A playbook is a set of instructions on how to react to any given attack, such as ransomware, phishing, unauthorised access, and so on. It sets out what needs doing, who is responsible for each action and the order in which these steps should be taken. It is a calm voice in the midst of panic. You need it to be comprehensive and constantly updated as new equipment is acquired and new threats are discovered.

In the world of IT, writing a playbook is relatively straightforward. The usual approach is to start with a generic template and simply tailor it to meet your specific needs. With operational technology, however, it’s an entirely different matter.

Writing a playbook from scratch, to cover every one of your control systems and connections, complete with detailed responses to the many ways in which they might be compromised, under every circumstance, is a monumental task and fabulously expensive. And your IT SOC provider is unlikely to have any OT playbook templates.

So you need to look outside of your normal IT circles. Reach out to engineering firms because they are the ones who employ the people who know how to attack the technology and, more importantly, how to protect it. Ask around. Find the people who work in the ’non-carpeted’ domains. Talk to others in your industry and see how they are managing things. There’s no need to reinvent the wheel.
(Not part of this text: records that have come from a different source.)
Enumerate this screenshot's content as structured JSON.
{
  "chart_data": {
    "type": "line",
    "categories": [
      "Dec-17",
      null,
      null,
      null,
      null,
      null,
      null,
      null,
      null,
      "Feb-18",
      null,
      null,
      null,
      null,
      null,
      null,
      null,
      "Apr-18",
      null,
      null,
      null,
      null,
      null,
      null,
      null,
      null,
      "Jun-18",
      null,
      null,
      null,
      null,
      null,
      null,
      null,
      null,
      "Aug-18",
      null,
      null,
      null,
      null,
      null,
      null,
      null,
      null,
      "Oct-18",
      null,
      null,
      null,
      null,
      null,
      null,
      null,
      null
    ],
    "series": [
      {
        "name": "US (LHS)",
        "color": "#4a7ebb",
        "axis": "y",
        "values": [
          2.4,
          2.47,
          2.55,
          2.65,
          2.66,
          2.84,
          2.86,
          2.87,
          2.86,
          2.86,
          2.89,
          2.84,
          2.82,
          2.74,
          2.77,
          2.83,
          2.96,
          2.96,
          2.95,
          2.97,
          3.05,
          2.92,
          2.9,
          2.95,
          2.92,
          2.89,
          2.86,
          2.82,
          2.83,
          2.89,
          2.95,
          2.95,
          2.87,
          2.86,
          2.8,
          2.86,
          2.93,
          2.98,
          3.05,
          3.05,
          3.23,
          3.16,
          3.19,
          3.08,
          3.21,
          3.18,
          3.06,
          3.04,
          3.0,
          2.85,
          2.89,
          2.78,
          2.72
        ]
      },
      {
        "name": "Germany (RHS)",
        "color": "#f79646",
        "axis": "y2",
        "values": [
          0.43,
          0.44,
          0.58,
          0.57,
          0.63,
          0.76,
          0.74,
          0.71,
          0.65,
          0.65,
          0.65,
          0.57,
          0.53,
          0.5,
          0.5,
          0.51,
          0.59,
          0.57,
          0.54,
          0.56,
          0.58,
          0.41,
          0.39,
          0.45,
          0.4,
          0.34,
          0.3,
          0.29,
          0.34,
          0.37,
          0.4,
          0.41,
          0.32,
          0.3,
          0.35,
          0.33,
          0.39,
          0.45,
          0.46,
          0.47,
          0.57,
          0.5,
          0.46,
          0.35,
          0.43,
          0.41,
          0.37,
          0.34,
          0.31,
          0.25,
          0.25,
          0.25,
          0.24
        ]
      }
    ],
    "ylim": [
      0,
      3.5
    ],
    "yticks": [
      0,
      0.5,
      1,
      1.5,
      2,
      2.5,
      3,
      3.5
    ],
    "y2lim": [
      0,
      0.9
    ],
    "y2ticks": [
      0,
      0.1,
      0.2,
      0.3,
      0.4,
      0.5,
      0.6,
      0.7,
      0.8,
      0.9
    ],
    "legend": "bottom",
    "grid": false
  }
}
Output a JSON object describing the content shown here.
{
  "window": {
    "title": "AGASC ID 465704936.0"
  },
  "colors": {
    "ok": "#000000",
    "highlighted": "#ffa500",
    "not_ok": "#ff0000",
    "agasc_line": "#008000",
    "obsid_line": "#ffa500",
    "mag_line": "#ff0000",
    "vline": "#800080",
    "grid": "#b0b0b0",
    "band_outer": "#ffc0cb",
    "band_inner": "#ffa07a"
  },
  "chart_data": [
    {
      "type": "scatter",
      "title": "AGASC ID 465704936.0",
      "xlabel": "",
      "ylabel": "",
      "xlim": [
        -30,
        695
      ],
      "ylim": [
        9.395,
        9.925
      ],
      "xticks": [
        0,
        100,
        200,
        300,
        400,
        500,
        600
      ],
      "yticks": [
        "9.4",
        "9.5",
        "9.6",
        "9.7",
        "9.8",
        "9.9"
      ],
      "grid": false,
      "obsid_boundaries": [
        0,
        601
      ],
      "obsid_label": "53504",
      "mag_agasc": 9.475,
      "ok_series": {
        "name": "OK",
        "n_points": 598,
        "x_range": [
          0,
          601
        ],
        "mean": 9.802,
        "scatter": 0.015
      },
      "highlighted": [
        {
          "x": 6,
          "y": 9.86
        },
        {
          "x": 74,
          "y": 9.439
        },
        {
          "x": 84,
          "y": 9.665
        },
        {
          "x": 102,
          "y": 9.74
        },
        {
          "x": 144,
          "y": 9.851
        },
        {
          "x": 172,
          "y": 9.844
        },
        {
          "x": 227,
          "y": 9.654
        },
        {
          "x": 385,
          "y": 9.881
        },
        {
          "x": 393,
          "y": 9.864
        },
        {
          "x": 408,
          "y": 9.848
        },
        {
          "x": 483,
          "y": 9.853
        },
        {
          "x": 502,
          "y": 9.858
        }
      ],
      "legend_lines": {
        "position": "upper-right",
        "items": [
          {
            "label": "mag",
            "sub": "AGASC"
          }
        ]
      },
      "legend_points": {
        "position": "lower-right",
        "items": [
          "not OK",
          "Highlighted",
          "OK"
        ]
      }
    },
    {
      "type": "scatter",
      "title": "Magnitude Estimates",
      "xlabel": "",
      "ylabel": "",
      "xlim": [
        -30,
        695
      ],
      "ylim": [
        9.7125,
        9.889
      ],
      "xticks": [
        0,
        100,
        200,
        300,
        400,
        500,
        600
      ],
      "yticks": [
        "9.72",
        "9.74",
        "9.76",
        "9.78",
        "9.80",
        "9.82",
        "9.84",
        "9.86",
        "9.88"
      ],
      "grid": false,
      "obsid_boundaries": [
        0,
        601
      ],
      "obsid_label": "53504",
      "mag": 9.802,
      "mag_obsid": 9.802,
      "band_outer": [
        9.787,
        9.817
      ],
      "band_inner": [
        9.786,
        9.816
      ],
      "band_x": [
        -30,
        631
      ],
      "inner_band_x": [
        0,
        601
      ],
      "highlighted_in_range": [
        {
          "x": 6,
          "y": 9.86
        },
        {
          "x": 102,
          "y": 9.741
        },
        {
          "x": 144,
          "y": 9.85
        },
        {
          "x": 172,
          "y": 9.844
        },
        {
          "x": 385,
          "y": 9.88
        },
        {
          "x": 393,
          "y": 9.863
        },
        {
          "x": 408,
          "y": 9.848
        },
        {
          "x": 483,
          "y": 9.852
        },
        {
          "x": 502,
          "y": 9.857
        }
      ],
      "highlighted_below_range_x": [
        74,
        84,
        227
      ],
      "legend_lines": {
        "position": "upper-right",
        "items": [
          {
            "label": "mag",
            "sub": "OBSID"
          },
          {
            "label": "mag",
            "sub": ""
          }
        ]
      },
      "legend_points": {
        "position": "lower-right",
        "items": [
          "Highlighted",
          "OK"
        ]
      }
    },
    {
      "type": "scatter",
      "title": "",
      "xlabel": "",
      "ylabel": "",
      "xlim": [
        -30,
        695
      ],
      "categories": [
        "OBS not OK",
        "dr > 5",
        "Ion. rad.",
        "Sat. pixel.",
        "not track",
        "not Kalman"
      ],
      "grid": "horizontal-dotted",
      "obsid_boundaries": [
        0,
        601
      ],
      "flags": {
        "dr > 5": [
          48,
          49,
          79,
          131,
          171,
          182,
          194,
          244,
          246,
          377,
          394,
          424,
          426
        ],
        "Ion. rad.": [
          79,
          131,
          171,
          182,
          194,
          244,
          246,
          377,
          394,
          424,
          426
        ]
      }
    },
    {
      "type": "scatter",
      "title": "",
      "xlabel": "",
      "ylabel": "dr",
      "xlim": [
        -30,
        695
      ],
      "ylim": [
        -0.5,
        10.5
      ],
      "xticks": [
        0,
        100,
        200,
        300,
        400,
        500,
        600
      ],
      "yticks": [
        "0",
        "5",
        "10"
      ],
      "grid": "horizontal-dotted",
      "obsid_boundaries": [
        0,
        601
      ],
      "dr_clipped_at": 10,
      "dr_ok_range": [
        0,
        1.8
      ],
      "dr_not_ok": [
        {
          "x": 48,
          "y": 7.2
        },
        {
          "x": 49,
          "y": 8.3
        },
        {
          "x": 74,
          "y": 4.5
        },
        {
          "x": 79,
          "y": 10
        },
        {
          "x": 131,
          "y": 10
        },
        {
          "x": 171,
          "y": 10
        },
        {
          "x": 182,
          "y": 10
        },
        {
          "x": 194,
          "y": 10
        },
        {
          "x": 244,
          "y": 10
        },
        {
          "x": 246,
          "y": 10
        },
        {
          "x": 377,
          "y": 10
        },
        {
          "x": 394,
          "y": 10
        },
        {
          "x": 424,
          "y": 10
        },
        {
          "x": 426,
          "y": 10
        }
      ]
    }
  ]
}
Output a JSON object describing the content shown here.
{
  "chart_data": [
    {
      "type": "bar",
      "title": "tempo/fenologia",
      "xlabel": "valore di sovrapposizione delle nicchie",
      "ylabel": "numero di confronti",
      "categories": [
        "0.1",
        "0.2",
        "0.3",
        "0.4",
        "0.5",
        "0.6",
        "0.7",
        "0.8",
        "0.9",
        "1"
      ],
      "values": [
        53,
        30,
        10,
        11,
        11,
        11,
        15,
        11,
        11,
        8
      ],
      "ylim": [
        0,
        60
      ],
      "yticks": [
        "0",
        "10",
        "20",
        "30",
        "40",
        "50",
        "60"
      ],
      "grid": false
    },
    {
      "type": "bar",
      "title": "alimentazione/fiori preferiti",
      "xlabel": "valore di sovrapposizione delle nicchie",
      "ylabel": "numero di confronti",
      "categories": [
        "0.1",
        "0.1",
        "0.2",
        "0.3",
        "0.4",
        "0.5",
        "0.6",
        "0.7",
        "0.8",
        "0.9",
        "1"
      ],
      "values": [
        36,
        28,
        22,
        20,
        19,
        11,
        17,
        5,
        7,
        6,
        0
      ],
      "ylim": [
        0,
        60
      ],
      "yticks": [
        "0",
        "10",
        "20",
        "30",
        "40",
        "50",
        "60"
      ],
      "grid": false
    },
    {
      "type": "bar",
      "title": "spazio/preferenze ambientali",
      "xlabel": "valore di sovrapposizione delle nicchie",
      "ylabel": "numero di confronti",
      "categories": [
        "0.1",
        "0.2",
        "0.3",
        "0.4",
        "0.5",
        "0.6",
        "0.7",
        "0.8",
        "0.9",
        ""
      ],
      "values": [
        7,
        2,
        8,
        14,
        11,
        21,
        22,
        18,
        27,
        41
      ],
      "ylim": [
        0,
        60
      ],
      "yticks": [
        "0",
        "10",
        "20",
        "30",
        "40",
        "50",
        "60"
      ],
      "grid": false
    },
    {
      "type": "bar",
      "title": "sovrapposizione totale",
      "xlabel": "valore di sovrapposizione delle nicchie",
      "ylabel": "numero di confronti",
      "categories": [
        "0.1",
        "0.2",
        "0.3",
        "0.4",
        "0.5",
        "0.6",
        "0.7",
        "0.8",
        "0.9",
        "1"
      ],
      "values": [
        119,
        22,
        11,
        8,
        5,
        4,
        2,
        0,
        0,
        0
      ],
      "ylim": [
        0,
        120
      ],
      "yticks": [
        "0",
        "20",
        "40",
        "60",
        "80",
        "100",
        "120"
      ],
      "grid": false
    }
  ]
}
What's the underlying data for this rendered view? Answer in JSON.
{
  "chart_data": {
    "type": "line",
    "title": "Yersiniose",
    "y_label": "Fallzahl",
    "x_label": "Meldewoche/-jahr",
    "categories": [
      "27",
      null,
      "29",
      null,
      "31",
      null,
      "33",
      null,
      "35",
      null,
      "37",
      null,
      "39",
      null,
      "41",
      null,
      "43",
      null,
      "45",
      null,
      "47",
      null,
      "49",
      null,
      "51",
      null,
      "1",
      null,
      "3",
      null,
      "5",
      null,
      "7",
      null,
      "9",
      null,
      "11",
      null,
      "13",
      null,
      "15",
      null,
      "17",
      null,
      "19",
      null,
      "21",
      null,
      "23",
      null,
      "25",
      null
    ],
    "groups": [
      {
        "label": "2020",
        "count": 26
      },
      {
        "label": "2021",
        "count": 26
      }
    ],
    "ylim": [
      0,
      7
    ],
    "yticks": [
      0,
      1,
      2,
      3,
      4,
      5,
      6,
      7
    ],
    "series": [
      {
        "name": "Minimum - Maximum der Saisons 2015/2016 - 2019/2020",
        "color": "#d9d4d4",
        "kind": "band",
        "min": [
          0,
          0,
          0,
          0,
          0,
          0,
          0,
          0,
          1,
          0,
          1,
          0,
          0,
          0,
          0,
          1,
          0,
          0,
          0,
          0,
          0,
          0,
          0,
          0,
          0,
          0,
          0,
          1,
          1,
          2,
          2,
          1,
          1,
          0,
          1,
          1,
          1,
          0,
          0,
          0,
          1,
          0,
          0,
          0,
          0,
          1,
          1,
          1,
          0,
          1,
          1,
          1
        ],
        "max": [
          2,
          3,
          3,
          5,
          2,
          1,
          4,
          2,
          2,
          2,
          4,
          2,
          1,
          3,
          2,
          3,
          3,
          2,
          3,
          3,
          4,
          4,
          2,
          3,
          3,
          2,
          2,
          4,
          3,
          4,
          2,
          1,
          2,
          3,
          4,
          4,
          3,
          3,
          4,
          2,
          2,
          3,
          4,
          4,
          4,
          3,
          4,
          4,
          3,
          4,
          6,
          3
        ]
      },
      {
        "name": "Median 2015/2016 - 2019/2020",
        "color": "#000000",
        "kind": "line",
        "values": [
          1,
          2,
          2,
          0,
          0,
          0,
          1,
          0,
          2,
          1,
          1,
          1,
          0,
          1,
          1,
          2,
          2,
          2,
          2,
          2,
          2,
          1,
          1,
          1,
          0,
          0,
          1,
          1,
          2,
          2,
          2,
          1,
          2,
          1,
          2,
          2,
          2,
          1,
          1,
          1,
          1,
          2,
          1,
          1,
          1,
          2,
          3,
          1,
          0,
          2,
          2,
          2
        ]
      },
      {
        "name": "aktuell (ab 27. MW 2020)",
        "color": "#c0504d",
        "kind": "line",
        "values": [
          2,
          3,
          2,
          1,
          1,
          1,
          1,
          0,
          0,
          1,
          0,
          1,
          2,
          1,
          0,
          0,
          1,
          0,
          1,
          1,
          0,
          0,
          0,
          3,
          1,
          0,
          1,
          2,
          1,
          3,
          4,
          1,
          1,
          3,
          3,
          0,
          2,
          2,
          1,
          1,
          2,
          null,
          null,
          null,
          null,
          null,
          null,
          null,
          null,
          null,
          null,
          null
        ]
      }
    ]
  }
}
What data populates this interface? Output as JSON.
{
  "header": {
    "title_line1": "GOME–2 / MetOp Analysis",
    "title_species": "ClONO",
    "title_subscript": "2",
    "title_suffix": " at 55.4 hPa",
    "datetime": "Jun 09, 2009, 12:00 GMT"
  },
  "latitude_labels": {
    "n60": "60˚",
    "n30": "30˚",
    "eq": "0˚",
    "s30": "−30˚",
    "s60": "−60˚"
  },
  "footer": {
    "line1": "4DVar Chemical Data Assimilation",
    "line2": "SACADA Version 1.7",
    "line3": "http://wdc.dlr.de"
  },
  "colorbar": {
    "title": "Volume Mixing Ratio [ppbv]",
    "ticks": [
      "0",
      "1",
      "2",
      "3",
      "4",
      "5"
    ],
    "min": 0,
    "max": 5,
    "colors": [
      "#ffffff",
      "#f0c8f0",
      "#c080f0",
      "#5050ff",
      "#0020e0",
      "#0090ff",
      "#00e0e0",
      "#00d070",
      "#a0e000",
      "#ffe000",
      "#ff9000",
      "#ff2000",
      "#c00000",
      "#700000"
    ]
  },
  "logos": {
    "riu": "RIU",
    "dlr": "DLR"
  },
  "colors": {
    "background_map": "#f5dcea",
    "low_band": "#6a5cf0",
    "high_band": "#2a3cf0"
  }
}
The other advantage of an engineering-based provider is that they can test different scenarios with real equipment in real life. Maybe you want to add a new system or repurpose some legacy equipment. That can be tested offline with simulated attacks. It means that you don’t have to rely on ‘it will probably be OK’ because they will be saying ‘we know this works.’ They can prove it to you.

Choosing option A

Your IT and OT estates are becoming more and more connected to each other and to the outside world. That’s great for efficiency. But more connections mean greater risk.

There is a wealth of IT security knowledge out there but that’s not your starting point. It can’t be. The place to start is finding an engineering company – a firm which makes the type of systems that you’re trying to protect – and knows how to protect them. It is easy for engineers to learn security. It is hard for IT people to learn engineering. That’s just how it is.

I’ve said this before and I stand by it today: it is not a matter of ‘if’ your OT will be attacked, it’s a matter of ‘when’. Right now, you have two options. Tomorrow, you might have just one.